Тот бард Харальду глянулся. Завели разговор — на саксонском. Грубый язык — зато обоим знакомый. И, между делом, валлиец сообщил — лучших бардов в этом году в Кер-Мирддине нет.
— Почему? — спросил Харальд. Не то, чтобы было интересно. Но всегда лучше знать. И скальду, и воину.
— Боятся, — сообщил новый знакомый, — в городе ж Немайн поселилась.
Харальд кивнул.
— А она одного из лучших на двадцать лет состарила, — сообщил знакомый, — Перепел он её. Вот.
Харальд хмыкнул. Недоверчиво.
— Я сам его видел! И до, и после!
— Ты не знаешь богов своей страны, — сообщил Харальд, — Немайн вообще не поёт. А жаль. Думаю, она замечательно спела бы мои висы. Я с ней говорил, она согласна петь даже вторым голосом! А представь себе — виса, твоя виса, а потом сразу бой! Мёд и кровь! Одобрит Один такую вису! Но не ваш Исус. Потому она молчит. И да, она взяла меня в свою дружину. И если ты не только петь горазд, но и ловок с мечом и топором, я мог бы замолвить словечко за тебя… И вообще, поспрашивай горожан. Они видели. И слышали. Гадости он про неё пел, вот и поседел. Ему ещё повезло! Могла же язык отсушить. Или руки. Да просто убить на поединке. Хульный нид — достойная причина.

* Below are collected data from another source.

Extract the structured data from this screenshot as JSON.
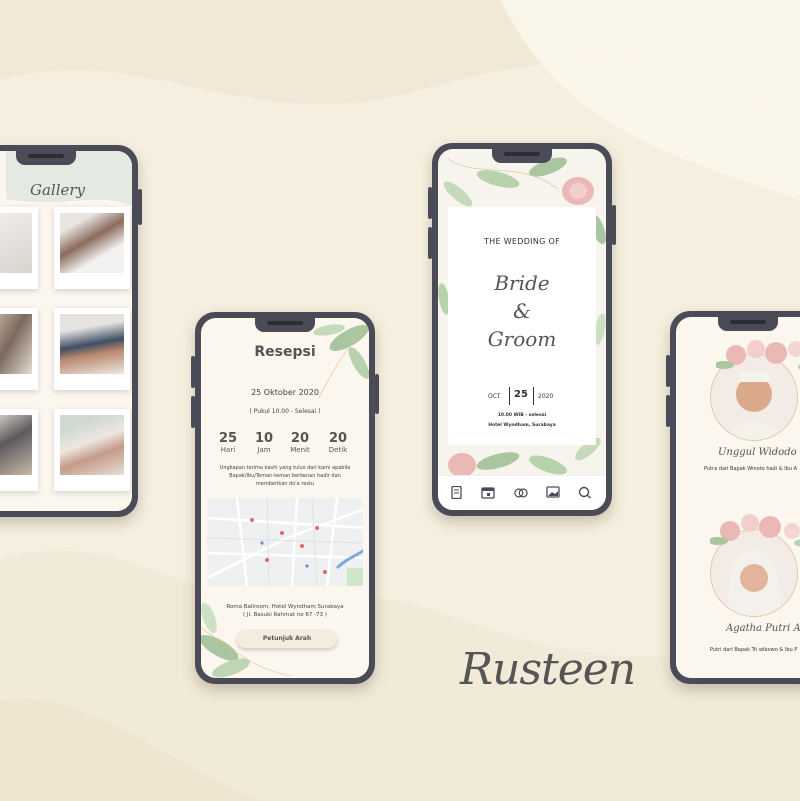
{
  "colors": {
    "background": "#f6efdf",
    "frame": "#4a4b57",
    "screen": "#fbf7ef",
    "leaf": "#a9c6a0",
    "flower": "#eab8b5"
  },
  "gallery": {
    "title": "Gallery"
  },
  "reception": {
    "title": "Resepsi",
    "date": "25 Oktober 2020",
    "time": "( Pukul 10.00 - Selesai )",
    "countdown": [
      {
        "value": "25",
        "unit": "Hari"
      },
      {
        "value": "10",
        "unit": "Jam"
      },
      {
        "value": "20",
        "unit": "Menit"
      },
      {
        "value": "20",
        "unit": "Detik"
      }
    ],
    "note_line1": "Ungkapan terima kasih yang tulus dari kami apabila",
    "note_line2": "Bapak/Ibu/Teman-teman berkenan hadir dan",
    "note_line3": "memberikan do'a restu",
    "venue_line1": "Roma Ballroom, Hotel Wyndham Surabaya",
    "venue_line2": "( Jl. Basuki Rahmat no 67 -73 )",
    "button": "Petunjuk Arah"
  },
  "cover": {
    "heading": "THE WEDDING OF",
    "bride": "Bride",
    "amp": "&",
    "groom": "Groom",
    "month": "OCT",
    "day": "25",
    "year": "2020",
    "time": "10.00 WIB - selesai",
    "venue": "Hotel Wyndham, Surabaya",
    "nav_icons": [
      "invitation-icon",
      "calendar-icon",
      "rings-icon",
      "gallery-icon",
      "chat-icon"
    ]
  },
  "couple": {
    "groom_name": "Unggul Widodo W",
    "groom_parents": "Putra dari Bapak Winoto hadi & Ibu A",
    "bride_name": "Agatha Putri A",
    "bride_parents": "Putri dari Bapak Tri wibowo & Ibu P"
  },
  "brand": {
    "name": "Rusteen"
  }
}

Мальчишка слушал. Сперва смеялся. Потом посерьёзнел.
— Её могут и в этом обвинить.
Харальд отмахнулся. Суд над богиней казался ему бессмысленным балаганом.
— Я вот не понимаю, чего меня внутрь не пустили. Я свободный человек…
— Нет, — обрадовал его Тристан, — ты не свободный человек. Ты выше. Ты рыцарь Немайн. И, кстати, должен бы надеть её цвета. Хочешь, я сбегаю за пледом к Дэффиду?
Одной из самых колоритных фигур, не попавших в свидетели, была признанная ведьма Вилис-Кэдманов. Непривычно растрёпанная, непривычно белокурая — то ли отмыла волосы, то ли окрасила чем другим, не луком — никак не могла найти себе места, вышагивала из стороны в сторону. Люди смотрели с сочувствием. Пусть ведьма сиду недолюбливает, но чует: как с одной поступят, то другой ожидать вскоре. Всем ведь известно, что колдовство Анны сидовской природы.